Aromaticity is a term used in the organic chemistry for describing the cyclic and the planar molecules which have the resonance bonds and exhibits the more stability than the geometric or connective arrangements in the same kind of the atoms. Aromaticity is the property of conjugated cycloalkenes that enhances the stabilization of the molecules. The aromatic molecules are much stable and cannot be broken easily. Aromatic molecules also react with the other type of substances.
Usually, people encounter the aromaticity in daily life. This phenomenon is extremely important for the normal functioning of human bodies. These aromatic compounds are also essential for the industry. Every year in the form of chemicals and polymers such as polyester and nylon these compounds are produced worldwide with an estimated amount of around 35 million tons.
Rules of the Aromaticity
The compounds showing aromaticity are less stable, and they have numerous synthetic and chemical uses. The aromatic compounds have some special characteristics and which are generally termed as the aromaticity rules and are given below.
- The aromatic compounds always have cyclic structures.
- Within the structure, each element of the ring must have p orbital ring and it should be in the perpendicular form to the ring.
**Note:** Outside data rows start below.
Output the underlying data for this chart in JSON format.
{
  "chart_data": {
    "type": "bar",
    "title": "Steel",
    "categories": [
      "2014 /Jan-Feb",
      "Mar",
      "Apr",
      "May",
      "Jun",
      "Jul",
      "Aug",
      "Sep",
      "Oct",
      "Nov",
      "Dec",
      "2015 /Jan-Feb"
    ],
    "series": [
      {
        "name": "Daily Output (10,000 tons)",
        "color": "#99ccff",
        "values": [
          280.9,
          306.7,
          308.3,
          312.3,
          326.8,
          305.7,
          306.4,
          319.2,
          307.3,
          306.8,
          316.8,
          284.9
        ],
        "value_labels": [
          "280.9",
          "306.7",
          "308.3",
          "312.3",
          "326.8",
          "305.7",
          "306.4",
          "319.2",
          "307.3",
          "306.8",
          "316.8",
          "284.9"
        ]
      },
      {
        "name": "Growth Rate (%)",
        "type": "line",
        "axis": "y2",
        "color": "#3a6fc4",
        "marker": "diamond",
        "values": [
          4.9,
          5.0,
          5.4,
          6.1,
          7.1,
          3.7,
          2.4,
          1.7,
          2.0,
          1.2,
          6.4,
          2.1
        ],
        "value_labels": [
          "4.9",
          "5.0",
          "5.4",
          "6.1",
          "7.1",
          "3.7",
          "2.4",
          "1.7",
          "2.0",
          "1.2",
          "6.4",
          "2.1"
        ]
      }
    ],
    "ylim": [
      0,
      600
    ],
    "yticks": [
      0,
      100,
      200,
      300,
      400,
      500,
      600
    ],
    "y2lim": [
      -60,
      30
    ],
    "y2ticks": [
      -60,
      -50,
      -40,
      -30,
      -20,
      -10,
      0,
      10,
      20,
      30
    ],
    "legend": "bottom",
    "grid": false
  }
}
Due to this reason the planar molecule is formed.
- According to the Huckel’s rule all of the aromatic compounds should have 4n+2 number of the pi electrons.
- The organic compound should be flat.
Importance of the Aromaticity
Aromaticity has a significant role in all the living structures and the field of biochemistry. There are four kinds of the aromatic amino acids that are phenylalanine, tyrosine, histidine, and tryptophan, which serves as twenty basic types of building blocks for the formation of proteins and proteins are building blocks of the life are also aromatic compounds and all of the nucleotides that makes the RNA and DNA sequences are aromatic. In short, aromaticity is vital for many aspects of life.
The green pigment in the plants known as chlorophyll has the aromatic system. Aromatic compounds have significant importance in the industry. The most commonly used aromatic hydrocarbons for commercial interests are ortho-xylene, para-xylene, benzene, and toluene. These aromatic hydrocarbons are produced from the complex mixtures, obtained from the process of distillation, and refining, and are used for the production of different kinds of chemicals such as aniline, styrene, polyester, nylon, and phenol.
Benzene is also an aromatic compound and it has many distinctive features among which its aromaticity is a major contributor for its un-reactivity. The molecule of benzene is planar due to the aromaticity. Another important aspect is that there are no distinctive single or double bonds in the benzene molecule. Due to the delocalization the ring counts each as one and a half bonds between the carbons and it makes sense as experimentally, the actual bonding length is between the single and the double bond and finally in its structure there are six electrons of p orbitals which are responsible to make the stabilizing cloud of electrons below and above the aromatic ring.